The Spanish Congress of Deputies definitively approved on Thursday a law so that workers who suffer from painful periods can take a “menstrual leave”, a pioneering measure in Europe to, according to the left-wing government, break taboos.
“Today is a historic day of progress in feminist rights”the Minister of Equality, Irene Montero, of Podemos, the radical left party that is a minority partner of the government coalition with the Socialists, wrote on Twitter.
Adopted by 185 votes in favour, 154 against and 3 abstentions, this law makes Spain the first country in Europe and one of the few in the world to consider this measure, following Japan, Indonesia and Zambia.
The text of the law states that “The sick leave in which the woman may find herself in case of secondary disabling menstruation or secondary dysmenorrhea associated with pathologies such as endometriosis will be considered a special situation of temporary disability due to common contingencies”.
”It is a matter of giving an adequate regulation to this pathological situation in order to eliminate any type of negative bias in the workplace,” adds the law.
The law does not specify how long this sick leave will last.
The “menstrual leave” has aroused reservations in the socialist part of the government and is criticized by the union UGT (Union General de Trabajadores).
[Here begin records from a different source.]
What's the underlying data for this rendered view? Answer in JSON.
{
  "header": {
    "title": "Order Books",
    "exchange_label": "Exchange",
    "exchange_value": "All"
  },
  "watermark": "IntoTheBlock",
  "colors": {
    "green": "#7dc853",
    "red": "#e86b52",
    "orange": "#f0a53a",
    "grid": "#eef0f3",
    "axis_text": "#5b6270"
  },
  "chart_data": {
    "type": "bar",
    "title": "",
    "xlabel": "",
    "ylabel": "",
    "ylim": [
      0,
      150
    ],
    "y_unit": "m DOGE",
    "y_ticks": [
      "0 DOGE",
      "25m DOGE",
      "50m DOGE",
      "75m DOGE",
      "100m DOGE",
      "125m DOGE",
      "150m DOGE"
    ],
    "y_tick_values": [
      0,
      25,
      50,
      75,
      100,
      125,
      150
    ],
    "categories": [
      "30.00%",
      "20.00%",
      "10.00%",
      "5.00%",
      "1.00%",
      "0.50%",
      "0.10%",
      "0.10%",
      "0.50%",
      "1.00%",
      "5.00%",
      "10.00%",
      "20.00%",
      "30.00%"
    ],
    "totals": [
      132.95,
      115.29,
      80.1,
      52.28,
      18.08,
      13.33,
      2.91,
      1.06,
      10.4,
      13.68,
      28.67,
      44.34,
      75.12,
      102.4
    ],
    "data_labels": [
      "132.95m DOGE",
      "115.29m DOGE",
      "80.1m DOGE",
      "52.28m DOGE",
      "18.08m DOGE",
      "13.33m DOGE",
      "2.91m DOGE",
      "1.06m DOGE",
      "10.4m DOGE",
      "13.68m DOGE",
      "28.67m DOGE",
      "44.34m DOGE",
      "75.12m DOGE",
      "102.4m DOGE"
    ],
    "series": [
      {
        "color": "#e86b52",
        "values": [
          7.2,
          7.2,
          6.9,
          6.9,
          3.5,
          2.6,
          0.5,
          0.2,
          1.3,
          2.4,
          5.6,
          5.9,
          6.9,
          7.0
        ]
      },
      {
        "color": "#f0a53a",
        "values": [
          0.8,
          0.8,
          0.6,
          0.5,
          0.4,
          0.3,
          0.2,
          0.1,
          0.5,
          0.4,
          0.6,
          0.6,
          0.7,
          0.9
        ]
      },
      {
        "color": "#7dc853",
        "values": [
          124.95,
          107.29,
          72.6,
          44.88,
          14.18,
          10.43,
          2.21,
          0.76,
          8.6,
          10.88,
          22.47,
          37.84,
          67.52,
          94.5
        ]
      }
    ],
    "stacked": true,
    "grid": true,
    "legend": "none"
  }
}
UGT, one of the two largest unions in the country, expressed its concern that employers who want to avoid them end up stopping the hiring of women.
The conservative Popular Party (PP), the main opposition party, warned of the risk of “marginalization, stigmatization” and “negative consequences in the labor market” for women.
Menstrual loss is one of the key measures of a much broader bill to increase access to abortion in public hospitals, which perform less than 15% of abortions in the country, mainly due to the massive conscientious objection of doctors.
Many women have to travel hundreds of kilometers to have an abortion due to the lack of public service or a nearby specialized clinic in certain areas of the country.
The law will also allow minors to abort without their parents’ permission from the age of 16, annulling an obligation established by a conservative government in 2015.
Abortion was decriminalized in Spain in 1985 and then legalized in 2010, but it remains a right fraught with obstacles in this traditionally Catholic country.
The law approved on Thursday also provides for more sex education in schools and the free distribution of contraceptives and menstrual hygiene products in institutes.
Spain is considered a benchmark country for women’s rights in Europe, especially since the approval of a law on gender violence in 2004.
The Sánchez government declares itself feminist and has more women than men in its ranks.